趙父拿孫子沒辦法,他去找兒子說理,不僅是所謂的“蚊子爺爺”,還有那支爛笛子,從早吵到晚,他聽得腦子嗡嗡響,睡覺都睡不好,這一天天過的,比他在家種地幹活還累。

趙西平面色平靜地吃著早食,聽老父抱怨一通,他看向豎著耳朵偷聽的兒子。

小崽瞥他一眼,又撅嘴看向老頭,他舀一大勺雞蛋羹喂嘴裡,垂著頭鼓著腮幫子大口嚼。

趙西平什麼都沒說,他端碗要出去盛飯。

“給我捎半碗。”隋玉遞出碗,說:“半碗粥,再掰半個餅。”

趙父看看,得,這兩口子壓根沒教訓孩子的意思,他氣得端碗出去吃。

小崽高興了,他捧著碗吃得美滋滋的,一小碗蛋羹吃完,還去他爹那裡討幾口包子吃。

茶舍開門了,趙父趙母把手上的碗筷一撂,人手拿個滷蛋就急匆匆出門,急著要去佔個好位置。

兩個老人走了,屋裡不剩幾個人,老牛叔看看隋玉,跟小崽說:“小蚊子,把你的笛子拿來我瞅瞅。”

小崽瞪他,說:“我不是蚊子——”

“你爺是老蚊子,你就是小蚊子,你爹是大蚊子。”老牛叔笑笑,他揹著手出門,“我也去聽曲了。”

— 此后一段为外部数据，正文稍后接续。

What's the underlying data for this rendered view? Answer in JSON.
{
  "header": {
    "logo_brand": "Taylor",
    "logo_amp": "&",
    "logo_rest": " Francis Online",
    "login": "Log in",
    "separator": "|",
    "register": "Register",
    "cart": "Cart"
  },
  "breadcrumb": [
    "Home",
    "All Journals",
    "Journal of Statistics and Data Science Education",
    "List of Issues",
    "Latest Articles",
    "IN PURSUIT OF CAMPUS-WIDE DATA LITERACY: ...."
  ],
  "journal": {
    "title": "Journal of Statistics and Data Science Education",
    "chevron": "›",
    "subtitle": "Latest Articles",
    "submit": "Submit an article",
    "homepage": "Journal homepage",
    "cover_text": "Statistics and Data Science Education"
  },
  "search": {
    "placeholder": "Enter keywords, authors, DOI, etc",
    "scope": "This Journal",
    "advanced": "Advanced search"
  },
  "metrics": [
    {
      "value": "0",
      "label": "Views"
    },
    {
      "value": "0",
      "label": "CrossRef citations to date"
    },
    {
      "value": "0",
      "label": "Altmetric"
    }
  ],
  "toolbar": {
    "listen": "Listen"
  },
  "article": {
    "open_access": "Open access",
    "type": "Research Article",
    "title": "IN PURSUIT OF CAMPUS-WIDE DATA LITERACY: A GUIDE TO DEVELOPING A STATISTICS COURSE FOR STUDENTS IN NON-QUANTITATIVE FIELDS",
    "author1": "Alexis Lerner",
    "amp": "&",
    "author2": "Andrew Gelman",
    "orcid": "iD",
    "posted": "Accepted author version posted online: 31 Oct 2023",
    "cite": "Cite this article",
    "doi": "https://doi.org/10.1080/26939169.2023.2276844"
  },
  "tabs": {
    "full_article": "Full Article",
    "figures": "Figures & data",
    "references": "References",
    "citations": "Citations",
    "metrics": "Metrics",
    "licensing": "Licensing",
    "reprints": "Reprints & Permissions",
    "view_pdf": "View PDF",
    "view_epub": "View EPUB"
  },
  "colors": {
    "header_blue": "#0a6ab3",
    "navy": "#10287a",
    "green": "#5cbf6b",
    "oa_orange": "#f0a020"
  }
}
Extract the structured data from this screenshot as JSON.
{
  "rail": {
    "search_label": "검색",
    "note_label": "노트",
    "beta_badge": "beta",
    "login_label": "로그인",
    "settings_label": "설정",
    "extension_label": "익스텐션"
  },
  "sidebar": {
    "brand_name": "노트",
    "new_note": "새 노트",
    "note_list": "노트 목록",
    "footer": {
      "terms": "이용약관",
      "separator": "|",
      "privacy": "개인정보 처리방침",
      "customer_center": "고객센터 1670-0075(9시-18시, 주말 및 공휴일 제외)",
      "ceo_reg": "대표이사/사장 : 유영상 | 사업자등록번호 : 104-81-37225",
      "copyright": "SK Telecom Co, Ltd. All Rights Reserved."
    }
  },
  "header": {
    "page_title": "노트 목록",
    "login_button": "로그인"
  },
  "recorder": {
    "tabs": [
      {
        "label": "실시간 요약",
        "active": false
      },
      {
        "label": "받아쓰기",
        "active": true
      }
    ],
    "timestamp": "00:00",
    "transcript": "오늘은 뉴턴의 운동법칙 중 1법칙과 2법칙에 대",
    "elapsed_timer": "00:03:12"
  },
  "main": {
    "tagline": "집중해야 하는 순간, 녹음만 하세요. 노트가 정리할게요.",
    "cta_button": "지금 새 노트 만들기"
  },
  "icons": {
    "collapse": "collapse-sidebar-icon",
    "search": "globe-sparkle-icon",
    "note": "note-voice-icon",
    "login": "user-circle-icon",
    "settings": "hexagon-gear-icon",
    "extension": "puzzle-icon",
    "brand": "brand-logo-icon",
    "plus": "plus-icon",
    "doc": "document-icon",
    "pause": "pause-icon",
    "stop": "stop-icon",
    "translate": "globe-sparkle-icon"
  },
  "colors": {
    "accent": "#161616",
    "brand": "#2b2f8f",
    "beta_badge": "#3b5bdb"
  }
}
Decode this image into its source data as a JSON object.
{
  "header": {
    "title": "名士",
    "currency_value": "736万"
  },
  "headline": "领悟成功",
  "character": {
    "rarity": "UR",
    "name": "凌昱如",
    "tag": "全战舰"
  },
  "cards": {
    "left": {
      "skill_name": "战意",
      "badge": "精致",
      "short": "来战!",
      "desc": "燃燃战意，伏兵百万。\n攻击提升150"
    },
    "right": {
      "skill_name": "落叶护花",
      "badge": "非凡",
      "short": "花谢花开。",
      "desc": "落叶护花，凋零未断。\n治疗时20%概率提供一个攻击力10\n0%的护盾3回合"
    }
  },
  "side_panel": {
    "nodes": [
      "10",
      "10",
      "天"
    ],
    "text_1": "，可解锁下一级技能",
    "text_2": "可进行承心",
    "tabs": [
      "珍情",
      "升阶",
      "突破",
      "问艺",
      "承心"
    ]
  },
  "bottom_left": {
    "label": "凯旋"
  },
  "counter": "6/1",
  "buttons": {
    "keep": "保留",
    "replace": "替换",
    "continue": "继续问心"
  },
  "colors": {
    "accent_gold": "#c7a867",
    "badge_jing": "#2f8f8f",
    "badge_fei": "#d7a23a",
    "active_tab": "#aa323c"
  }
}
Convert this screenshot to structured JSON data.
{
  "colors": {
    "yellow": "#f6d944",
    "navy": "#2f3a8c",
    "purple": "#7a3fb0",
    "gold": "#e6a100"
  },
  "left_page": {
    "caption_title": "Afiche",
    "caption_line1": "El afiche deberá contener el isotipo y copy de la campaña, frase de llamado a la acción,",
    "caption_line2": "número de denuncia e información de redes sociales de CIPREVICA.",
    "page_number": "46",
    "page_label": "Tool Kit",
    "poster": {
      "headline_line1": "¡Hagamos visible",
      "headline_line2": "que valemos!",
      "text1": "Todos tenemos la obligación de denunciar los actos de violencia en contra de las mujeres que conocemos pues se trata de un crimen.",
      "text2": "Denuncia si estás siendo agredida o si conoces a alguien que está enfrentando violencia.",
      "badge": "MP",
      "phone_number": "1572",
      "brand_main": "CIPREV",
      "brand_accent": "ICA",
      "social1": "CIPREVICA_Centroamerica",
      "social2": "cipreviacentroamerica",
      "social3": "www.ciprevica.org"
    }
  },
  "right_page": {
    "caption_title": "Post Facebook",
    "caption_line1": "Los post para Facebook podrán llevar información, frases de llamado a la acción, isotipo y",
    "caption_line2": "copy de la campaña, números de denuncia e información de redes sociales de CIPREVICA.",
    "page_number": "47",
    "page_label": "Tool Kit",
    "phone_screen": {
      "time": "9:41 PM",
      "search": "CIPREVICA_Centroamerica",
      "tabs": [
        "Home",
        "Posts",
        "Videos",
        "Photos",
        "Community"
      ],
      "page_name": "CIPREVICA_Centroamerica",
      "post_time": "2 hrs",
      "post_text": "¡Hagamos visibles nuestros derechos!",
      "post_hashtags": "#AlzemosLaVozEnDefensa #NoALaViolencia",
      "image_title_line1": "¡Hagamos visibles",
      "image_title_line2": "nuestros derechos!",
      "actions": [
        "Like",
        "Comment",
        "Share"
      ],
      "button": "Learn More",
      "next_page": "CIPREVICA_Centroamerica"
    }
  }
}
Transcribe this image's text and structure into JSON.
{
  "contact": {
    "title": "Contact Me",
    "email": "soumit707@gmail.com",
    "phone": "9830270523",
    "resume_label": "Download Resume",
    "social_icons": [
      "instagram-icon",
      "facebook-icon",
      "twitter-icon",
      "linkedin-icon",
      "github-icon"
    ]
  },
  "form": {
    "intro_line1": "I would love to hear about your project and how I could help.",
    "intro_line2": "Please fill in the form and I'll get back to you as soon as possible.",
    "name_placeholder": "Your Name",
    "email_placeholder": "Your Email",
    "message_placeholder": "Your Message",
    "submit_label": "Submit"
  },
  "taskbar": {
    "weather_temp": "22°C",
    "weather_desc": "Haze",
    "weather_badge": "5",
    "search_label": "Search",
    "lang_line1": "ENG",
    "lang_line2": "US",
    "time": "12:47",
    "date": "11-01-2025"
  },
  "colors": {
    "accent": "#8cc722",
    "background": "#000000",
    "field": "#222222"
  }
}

“你牛爺爺沒說錯。”隋玉開口,她拿走小崽吃完蛋羹的碗,點了點墊在他屁股下面的胡笛,說:“不準再跑到你爺你奶面前滴滴吹。”

小崽不高興了。

隋玉不理他,她端碗出門。

“玉掌櫃,快點過來,昨天沒說完,我再補充補充。”門外有客商催。

“來了。”隋玉把碗筷遞給殷婆,轉頭跟趙西平說:“我先過去了。”

“好。”

“小蚊子,你去不去?”隋玉問。

趙小崽不理,反正又不是喊他的。

趙西平不在乎小崽喊他爺喊什麼,只要不喊臭老頭,不罵人就行。

“不能對著人一直吹笛子,別人會不喜歡你的。”他告誡道,“不止是你爺,住在客舍裡的人也不行,你把他們惹煩了,以後他們不幫你給你娘捎信了。”

小崽抬眼看他。

趙西平沒再說什麼,他拿掃帚進來掃地,翠嫂見了,忙說:“大人,您忙您的,我待會兒過來掃地。”

“沒事,我沒什麼忙的。”

用鍬鏟走灰,出去再進來,趙西平見小崽撅著屁股跪在地上又開始把玩他的笛子,顯然,剛剛挨訓的事已經忘記了。

茶舍那邊傳來琵琶聲,吹鬍笛的胡姬過來找小崽,趙西平避出去,抱捆麥稈回隔壁的主人院編席子。

隋玉在茶舍裡灌了兩碗水,等面前的客商意猶未盡地離開了,她將桌上的東西收拾收拾,起身繞到牆根下往出走。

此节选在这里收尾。